At the time, Specials employed 20 staff. The company’s then-owners Fiona Cruickshank and Brian Dougherty spotted something they liked in Griffiths and gave her the opportunity to go full time and take Association of Chartered Certified Accountants exams.

“I did not really want to go back full time, but after a couple of years I was finance manager and by July 2004 I was heading a team of 10.”

The Specials Laboratory is one of the region’s success stories which was started by business partners Fiona Cruickshank and Brian Dougherty in Newcastle’s Royal Victoria Infirmary in 1999.

It grew quickly, now has annual sales of £16m and employs 135 staff making unlicensed medicines for the retail pharmaceutical and hospital markets.

The medicines are known as specials because they are used to treat patients who fail to respond to normal prescribed drugs.

In late 2008, the two founders sold the business to Irish-based United Drug for £20.1m, with a further £4.5m over two years if profit levels are achieved.

By the time of the sale, Griffiths had progressed to general manger and shortly after the sale, the new Irish owners appointed her as managing director.

Griffiths had been made general manger in 2006 and in a short space of time she undertook a complete overhaul of the company, leading to major improvements in the speed and efficiency of the operation.

At the time, Specials worked to a 48-hour turnaround on orders, but Griffiths’ changes ensured that it soon raised it game and the firm went from being able to hit a 24% 24-hour turnaround for orders to 90%.

Specials is now capable of producing 15,000 formulations and adds around 10 new ones every day.

Each order goes through 15 checks before being dispatched.
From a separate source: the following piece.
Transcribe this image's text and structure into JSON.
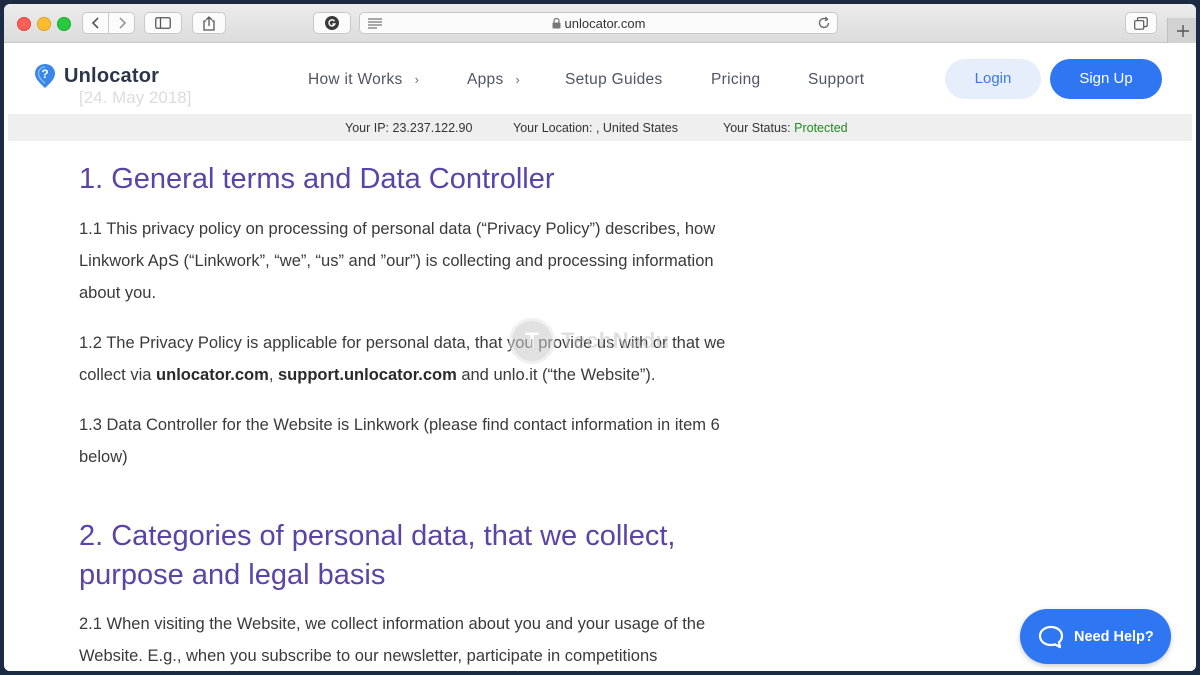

Its customers currently comprise of 250 hospitals and 6,000 pharmacies. It estimates the total market it is competing in is worth around £150m a year.

Griffiths is buoyant about the company’s prospects, expecting to achieve double-digit revenue growth for the foreseeable future.

Having risen through the ranks and witnessed the company’s growth at close quarters, she says the key to its success and future ambitions is its people.

“Our customer retention is 99% and our staff retention is 97%,” she says.